Es ist schon ein merkwürdiges Paradoxon über die Begegnung zweier Menschen. Natürlich bedürfen wir der Distanz, sonst verlieren wir uns Selbst, und es gibt keine Mitte aus der wir jemandem begegnen könnten. Aber das was uns erfüllt, eine Begegnung von Mitte zu Mitte, fürchten wir oft. Weil wir den Wert der Mitte zu gering oder zu hoch schätzen um ihn zu Offenbaren. Dabei ist der Gegenüber nicht mehr und nicht weniger als wir Selbst. Als ein Mensch. Das sagt sich leicht. Es geht uns aber in den vielen verschiedenen Rollen und Hierarchien, die wir durchlaufen schnell verloren. Außerdem ist so ein Kern nun mal verletzbar.
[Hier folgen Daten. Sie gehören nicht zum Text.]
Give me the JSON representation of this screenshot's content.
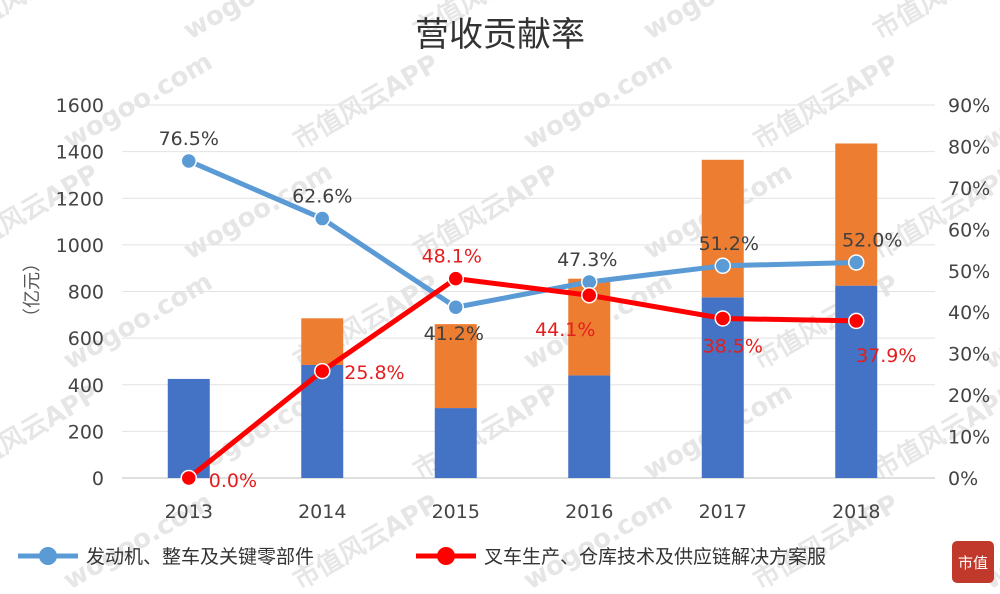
{
  "chart_data": {
    "type": "bar",
    "title": "营收贡献率",
    "ylabel": "（亿元）",
    "categories": [
      "2013",
      "2014",
      "2015",
      "2016",
      "2017",
      "2018"
    ],
    "ylim": [
      0,
      1600
    ],
    "yticks": [
      "0",
      "200",
      "400",
      "600",
      "800",
      "1000",
      "1200",
      "1400",
      "1600"
    ],
    "y2lim": [
      0,
      90
    ],
    "y2ticks": [
      "0%",
      "10%",
      "20%",
      "30%",
      "40%",
      "50%",
      "60%",
      "70%",
      "80%",
      "90%"
    ],
    "stacked_bars": [
      {
        "values": [
          425,
          485,
          300,
          440,
          775,
          825
        ],
        "color": "#4472c4"
      },
      {
        "values": [
          0,
          200,
          360,
          415,
          590,
          610
        ],
        "color": "#ed7d31"
      }
    ],
    "series": [
      {
        "name": "发动机、整车及关键零部件",
        "type": "line",
        "axis": "right",
        "values": [
          76.5,
          62.6,
          41.2,
          47.3,
          51.2,
          52.0
        ],
        "labels": [
          "76.5%",
          "62.6%",
          "41.2%",
          "47.3%",
          "51.2%",
          "52.0%"
        ],
        "color": "#5b9bd5"
      },
      {
        "name": "叉车生产、仓库技术及供应链解决方案服",
        "type": "line",
        "axis": "right",
        "values": [
          0.0,
          25.8,
          48.1,
          44.1,
          38.5,
          37.9
        ],
        "labels": [
          "0.0%",
          "25.8%",
          "48.1%",
          "44.1%",
          "38.5%",
          "37.9%"
        ],
        "color": "#ff0000"
      }
    ],
    "grid": true,
    "legend_position": "bottom"
  },
  "watermark": {
    "text_cn": "市值风云APP",
    "text_en": "wogoo.com",
    "badge": "市值"
  }
}
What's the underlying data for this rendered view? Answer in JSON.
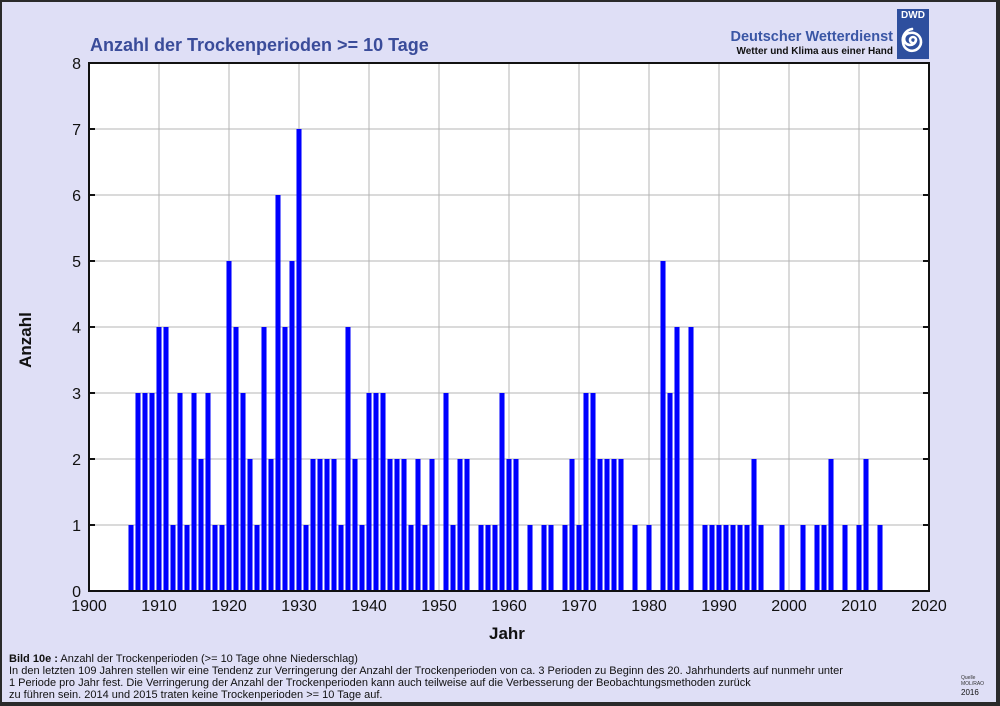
{
  "header": {
    "org_name": "Deutscher Wetterdienst",
    "org_slogan": "Wetter und Klima aus einer Hand",
    "logo_abbr": "DWD"
  },
  "caption": {
    "label": "Bild 10e :",
    "title": "Anzahl der Trockenperioden (>= 10 Tage ohne Niederschlag)",
    "line1": "In den letzten 109 Jahren stellen wir eine Tendenz zur Verringerung der Anzahl der Trockenperioden von ca. 3 Perioden zu Beginn des 20. Jahrhunderts auf nunmehr unter",
    "line2": "1 Periode pro Jahr fest. Die Verringerung der Anzahl der Trockenperioden kann auch teilweise auf die Verbesserung der Beobachtungsmethoden zurück",
    "line3": "zu führen sein. 2014 und 2015 traten keine Trockenperioden >= 10 Tage auf."
  },
  "source": {
    "label": "Quelle",
    "name": "MOL/RAO",
    "year": "2016"
  },
  "colors": {
    "bar": "#0000ff",
    "title": "#3a4c9a",
    "background": "#dfdff6",
    "grid": "#b4b4b4"
  },
  "chart_data": {
    "type": "bar",
    "title": "Anzahl der Trockenperioden >= 10 Tage",
    "xlabel": "Jahr",
    "ylabel": "Anzahl",
    "xlim": [
      1900,
      2020
    ],
    "ylim": [
      0,
      8
    ],
    "grid": true,
    "xticks": [
      "1900",
      "1910",
      "1920",
      "1930",
      "1940",
      "1950",
      "1960",
      "1970",
      "1980",
      "1990",
      "2000",
      "2010",
      "2020"
    ],
    "yticks": [
      "0",
      "1",
      "2",
      "3",
      "4",
      "5",
      "6",
      "7",
      "8"
    ],
    "x": [
      1906,
      1907,
      1908,
      1909,
      1910,
      1911,
      1912,
      1913,
      1914,
      1915,
      1916,
      1917,
      1918,
      1919,
      1920,
      1921,
      1922,
      1923,
      1924,
      1925,
      1926,
      1927,
      1928,
      1929,
      1930,
      1931,
      1932,
      1933,
      1934,
      1935,
      1936,
      1937,
      1938,
      1939,
      1940,
      1941,
      1942,
      1943,
      1944,
      1945,
      1946,
      1947,
      1948,
      1949,
      1950,
      1951,
      1952,
      1953,
      1954,
      1955,
      1956,
      1957,
      1958,
      1959,
      1960,
      1961,
      1962,
      1963,
      1964,
      1965,
      1966,
      1967,
      1968,
      1969,
      1970,
      1971,
      1972,
      1973,
      1974,
      1975,
      1976,
      1977,
      1978,
      1979,
      1980,
      1981,
      1982,
      1983,
      1984,
      1985,
      1986,
      1987,
      1988,
      1989,
      1990,
      1991,
      1992,
      1993,
      1994,
      1995,
      1996,
      1997,
      1998,
      1999,
      2000,
      2001,
      2002,
      2003,
      2004,
      2005,
      2006,
      2007,
      2008,
      2009,
      2010,
      2011,
      2012,
      2013
    ],
    "values": [
      1,
      3,
      3,
      3,
      4,
      4,
      1,
      3,
      1,
      3,
      2,
      3,
      1,
      1,
      5,
      4,
      3,
      2,
      1,
      4,
      2,
      6,
      4,
      5,
      7,
      1,
      2,
      2,
      2,
      2,
      1,
      4,
      2,
      1,
      3,
      3,
      3,
      2,
      2,
      2,
      1,
      2,
      1,
      2,
      0,
      3,
      1,
      2,
      2,
      0,
      1,
      1,
      1,
      3,
      2,
      2,
      0,
      1,
      0,
      1,
      1,
      0,
      1,
      2,
      1,
      3,
      3,
      2,
      2,
      2,
      2,
      0,
      1,
      0,
      1,
      0,
      5,
      3,
      4,
      0,
      4,
      0,
      1,
      1,
      1,
      1,
      1,
      1,
      1,
      2,
      1,
      0,
      0,
      1,
      0,
      0,
      1,
      0,
      1,
      1,
      2,
      0,
      1,
      0,
      1,
      2,
      0,
      1
    ]
  }
}
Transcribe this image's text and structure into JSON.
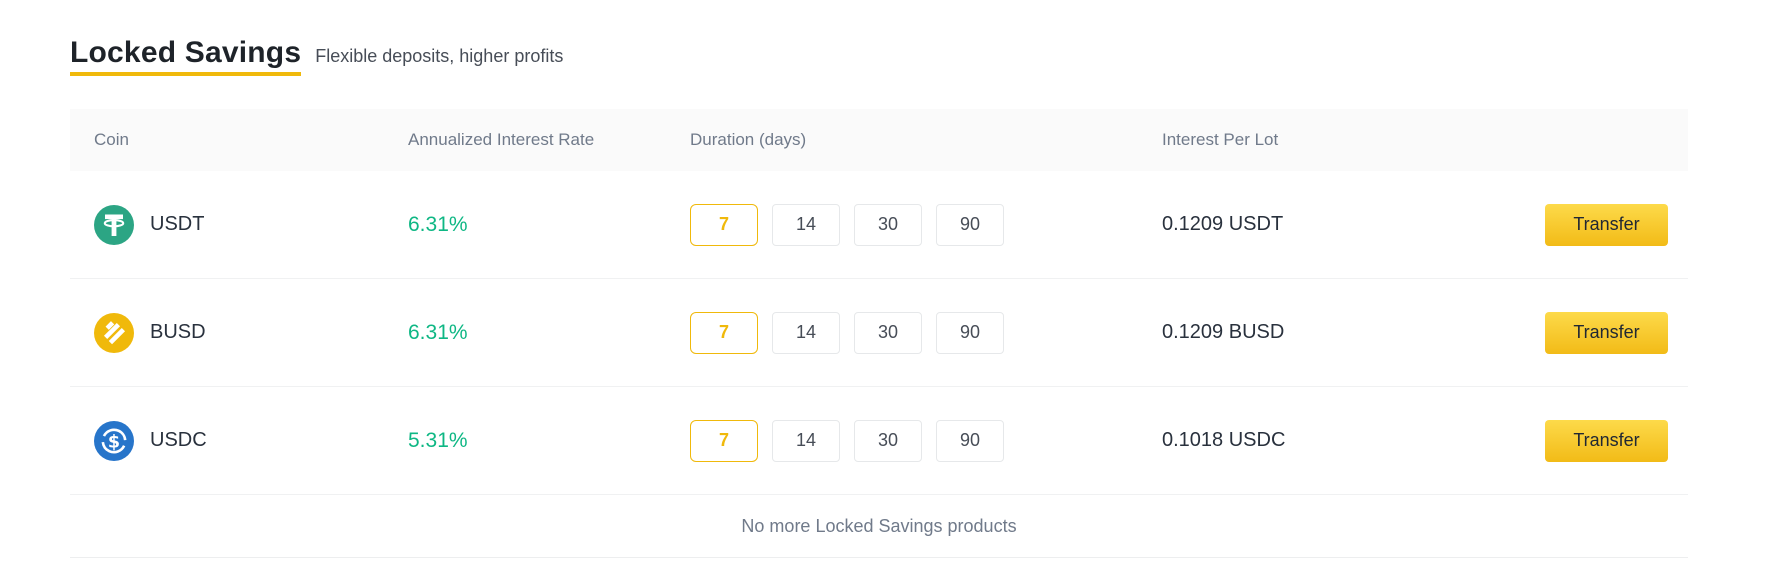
{
  "page": {
    "title": "Locked Savings",
    "subtitle": "Flexible deposits, higher profits"
  },
  "table": {
    "columns": [
      "Coin",
      "Annualized Interest Rate",
      "Duration (days)",
      "Interest Per Lot"
    ],
    "rows": [
      {
        "coin": "USDT",
        "icon": "usdt-coin-icon",
        "rate": "6.31%",
        "durations": [
          "7",
          "14",
          "30",
          "90"
        ],
        "selected_duration": "7",
        "interest": "0.1209 USDT",
        "action": "Transfer"
      },
      {
        "coin": "BUSD",
        "icon": "busd-coin-icon",
        "rate": "6.31%",
        "durations": [
          "7",
          "14",
          "30",
          "90"
        ],
        "selected_duration": "7",
        "interest": "0.1209 BUSD",
        "action": "Transfer"
      },
      {
        "coin": "USDC",
        "icon": "usdc-coin-icon",
        "rate": "5.31%",
        "durations": [
          "7",
          "14",
          "30",
          "90"
        ],
        "selected_duration": "7",
        "interest": "0.1018 USDC",
        "action": "Transfer"
      }
    ],
    "footer": "No more Locked Savings products"
  },
  "colors": {
    "accent_yellow": "#F0B90B",
    "transfer_gradient_top": "#FDDA4A",
    "transfer_gradient_bottom": "#F2BB17",
    "rate_green": "#0EB784",
    "usdt_teal": "#2CA584",
    "busd_yellow": "#F0B90B",
    "usdc_blue": "#2775CA",
    "header_bg": "#FAFAFA",
    "header_text": "#707A8A",
    "cell_text": "#29313D"
  }
}
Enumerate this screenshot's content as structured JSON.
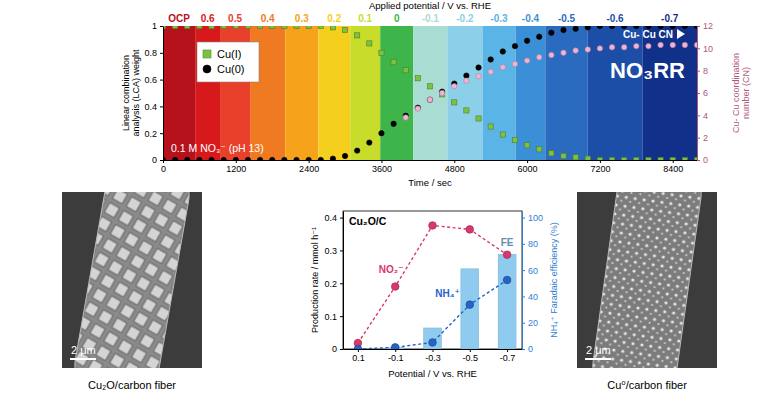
{
  "chart_data": [
    {
      "type": "scatter",
      "x_label": "Time / sec",
      "y_label": "Linear combination analysis (LCA) weight",
      "y2_label": "Cu- Cu coordination number (CN)",
      "x2_label": "Applied potential / V vs. RHE",
      "steps": {
        "labels": [
          "OCP",
          "0.6",
          "0.5",
          "0.4",
          "0.3",
          "0.2",
          "0.1",
          "0",
          "-0.1",
          "-0.2",
          "-0.3",
          "-0.4",
          "-0.5",
          "-0.6",
          "-0.7"
        ],
        "start": [
          0,
          530,
          940,
          1435,
          2015,
          2560,
          3085,
          3580,
          4125,
          4685,
          5265,
          5810,
          6300,
          7000,
          7900
        ],
        "end": [
          530,
          940,
          1435,
          2015,
          2560,
          3085,
          3580,
          4125,
          4685,
          5265,
          5810,
          6300,
          7000,
          7900,
          8800
        ],
        "colors": [
          "#b5121b",
          "#d7191c",
          "#e8402a",
          "#f07a22",
          "#f7a21b",
          "#f5cf1d",
          "#c8dc2c",
          "#3db54a",
          "#a9dcd2",
          "#8ccfe9",
          "#5ab4e5",
          "#3a8fd6",
          "#2a6bc0",
          "#1c4ea8",
          "#10308a"
        ]
      },
      "x": [
        0,
        200,
        400,
        600,
        800,
        1000,
        1200,
        1400,
        1600,
        1800,
        2000,
        2200,
        2400,
        2600,
        2800,
        3000,
        3200,
        3400,
        3600,
        3800,
        4000,
        4200,
        4400,
        4600,
        4800,
        5000,
        5200,
        5400,
        5600,
        5800,
        6000,
        6200,
        6400,
        6600,
        6800,
        7000,
        7200,
        7400,
        7600,
        7800,
        8000,
        8200,
        8400,
        8600,
        8800
      ],
      "series": [
        {
          "name": "Cu(I)",
          "color": "#7cc242",
          "marker": "square",
          "values": [
            1,
            1,
            1,
            1,
            1,
            1,
            1,
            1,
            1,
            1,
            1,
            1,
            1,
            1,
            0.99,
            0.97,
            0.93,
            0.87,
            0.8,
            0.73,
            0.67,
            0.61,
            0.55,
            0.49,
            0.43,
            0.37,
            0.31,
            0.25,
            0.19,
            0.15,
            0.11,
            0.08,
            0.05,
            0.03,
            0.02,
            0.01,
            0,
            0,
            0,
            0,
            0,
            0,
            0,
            0,
            0
          ]
        },
        {
          "name": "Cu(0)",
          "color": "#000000",
          "marker": "circle",
          "values": [
            0,
            0,
            0,
            0,
            0,
            0,
            0,
            0,
            0,
            0,
            0,
            0,
            0,
            0,
            0.01,
            0.03,
            0.07,
            0.13,
            0.2,
            0.27,
            0.33,
            0.39,
            0.45,
            0.51,
            0.57,
            0.63,
            0.69,
            0.75,
            0.81,
            0.85,
            0.89,
            0.92,
            0.95,
            0.97,
            0.98,
            0.99,
            1,
            1,
            1,
            1,
            1,
            1,
            1,
            1,
            1
          ]
        },
        {
          "name": "Cu- Cu CN",
          "color": "#f0b3d6",
          "marker": "circle",
          "axis": "y2",
          "values": [
            null,
            null,
            null,
            null,
            null,
            null,
            null,
            null,
            null,
            null,
            null,
            null,
            null,
            null,
            null,
            null,
            null,
            null,
            null,
            null,
            3.8,
            4.6,
            5.4,
            6,
            6.6,
            7.1,
            7.5,
            7.9,
            8.3,
            8.6,
            8.9,
            9.2,
            9.4,
            9.6,
            9.8,
            9.9,
            10,
            10.1,
            10.1,
            10.2,
            10.2,
            10.3,
            10.3,
            10.3,
            10.3
          ]
        }
      ],
      "xlim": [
        0,
        8800
      ],
      "xticks": [
        0,
        1200,
        2400,
        3600,
        4800,
        6000,
        7200,
        8400
      ],
      "ylim": [
        0,
        1
      ],
      "yticks": [
        0,
        0.2,
        0.4,
        0.6,
        0.8,
        1
      ],
      "y2lim": [
        0,
        12
      ],
      "y2ticks": [
        0,
        2,
        4,
        6,
        8,
        10,
        12
      ],
      "legend": "upper left",
      "annotations": [
        "0.1 M NO₃⁻ (pH 13)",
        "NO₃RR"
      ]
    },
    {
      "type": "line",
      "title": "Cu₂O/C",
      "x_label": "Potential / V vs. RHE",
      "y_label": "Production rate / mmol h⁻¹",
      "y2_label": "NH₄⁺ Faradaic efficiency (%)",
      "categories": [
        "0.1",
        "-0.1",
        "-0.3",
        "-0.5",
        "-0.7"
      ],
      "series": [
        {
          "name": "NO₂⁻",
          "type": "line",
          "color": "#d9376e",
          "marker": "circle",
          "line_style": "dashed",
          "values": [
            0.018,
            0.19,
            0.376,
            0.364,
            0.287
          ]
        },
        {
          "name": "NH₄⁺",
          "type": "line",
          "color": "#2563c9",
          "marker": "circle",
          "line_style": "dashed",
          "values": [
            0,
            0.005,
            0.02,
            0.135,
            0.21
          ]
        },
        {
          "name": "FE",
          "type": "bar",
          "color": "#8fcbee",
          "axis": "y2",
          "values": [
            0,
            1,
            16,
            61,
            72
          ]
        }
      ],
      "ylim": [
        0,
        0.42
      ],
      "yticks": [
        0,
        0.1,
        0.2,
        0.3,
        0.4
      ],
      "y2lim": [
        0,
        105
      ],
      "y2ticks": [
        0,
        20,
        40,
        60,
        80,
        100
      ]
    }
  ],
  "panels": [
    {
      "caption": "Cu₂O/carbon fiber",
      "scale_bar": "2 μm"
    },
    {
      "caption": "Cu⁰/carbon fiber",
      "scale_bar": "2 μm"
    }
  ]
}
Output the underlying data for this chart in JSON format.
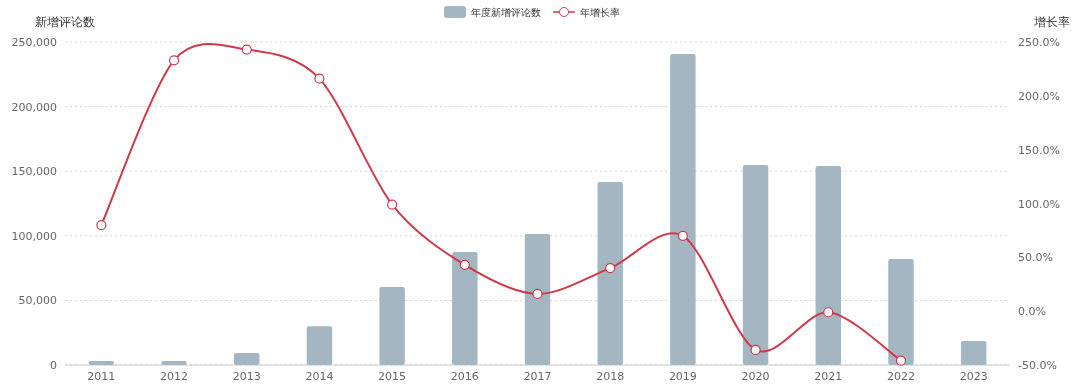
{
  "chart_data": {
    "type": "bar",
    "categories": [
      "2011",
      "2012",
      "2013",
      "2014",
      "2015",
      "2016",
      "2017",
      "2018",
      "2019",
      "2020",
      "2021",
      "2022",
      "2023"
    ],
    "series": [
      {
        "name": "年度新增评论数",
        "color": "#a3b6c2",
        "values": [
          3100,
          3100,
          9300,
          30000,
          60400,
          87500,
          101400,
          141600,
          240700,
          154800,
          154000,
          82000,
          18600
        ]
      },
      {
        "name": "年增长率",
        "type": "line",
        "axis": "y2",
        "color": "#d0394a",
        "marker": "circle",
        "values": [
          80,
          233,
          243,
          216,
          99,
          43,
          16,
          40,
          70,
          -36,
          -1,
          -46,
          null
        ]
      }
    ],
    "ylabel": "新增评论数",
    "y2label": "增长率",
    "ylim": [
      0,
      250000
    ],
    "yticks": [
      0,
      {
        "value": 50000,
        "label": "50,000"
      },
      {
        "value": 100000,
        "label": "100,000"
      },
      {
        "value": 150000,
        "label": "150,000"
      },
      {
        "value": 200000,
        "label": "200,000"
      },
      {
        "value": 250000,
        "label": "250,000"
      }
    ],
    "y2lim": [
      -50,
      250
    ],
    "y2ticks": [
      {
        "value": -50,
        "label": "-50.0%"
      },
      {
        "value": 0,
        "label": "0.0%"
      },
      {
        "value": 50,
        "label": "50.0%"
      },
      {
        "value": 100,
        "label": "100.0%"
      },
      {
        "value": 150,
        "label": "150.0%"
      },
      {
        "value": 200,
        "label": "200.0%"
      },
      {
        "value": 250,
        "label": "250.0%"
      }
    ],
    "grid": "y",
    "legend": "top"
  }
}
He! Außerdem will ich mich doch auch gar nicht mit allen Teilen! Sympathie gibt es nicht umsonst. (Sagt die Wächterin der inneren Schätze.)
Die Bedürfnisses des jeweiligen Vertreters des „inneren Parlaments“ über oder unterschätzen wir. Das innere Parlament, das sind die netten Leute die die Kämpfe ausfechten. Innen im Kopf oder Außen mit Mutti. Und jeder innere Moralapostel hat da natürlich seinen Senf dazuzugeben. Manchmal lassen sich diese Streithammel sich nicht ein Mal herab ihre Forderungen in deutlicher Form zu artikulieren. Nein, es wird nur explodiert. Peng.
Denn es sind nun ein Mal viele:
Ich nur für mich(mit schon etwa 1 Mio Stimmen und doppelt so vielen Gegenstimmen). Ich mit dir in dieser Situation(und deine Million Stimmen und doppelt so vielen Gegenstimmen). Ich in dieser Gesellschaft(Huhu! Könnte mal jemand diesem Parlament Diplomatie beibringen, damit aus dem Kontrast der Gegensätze eine wirkungsvolle Dynamik entsteht?) Ich als Staubkorn im Universum(Hallo, Mister Gott!). Viel Raum für Durcheinander.
Flucht. Konfrontation. Distanz. Harmonie. Einheit. Akzeptanz. Distanz. Kontaktangst. Wie gesagt, den Umgang wählen wir selbst, aber die Art des Umgangs mit Körper und Geist wird uns durch die Gesellschaft gelehrt, in der wir Aufwachsen. Und die Möglichkeiten und Grenzen gesetzt. Und ich finde es beruhigend, dass die menschlichen Konflikte ungefähr die Selben sind. Augen offen halten.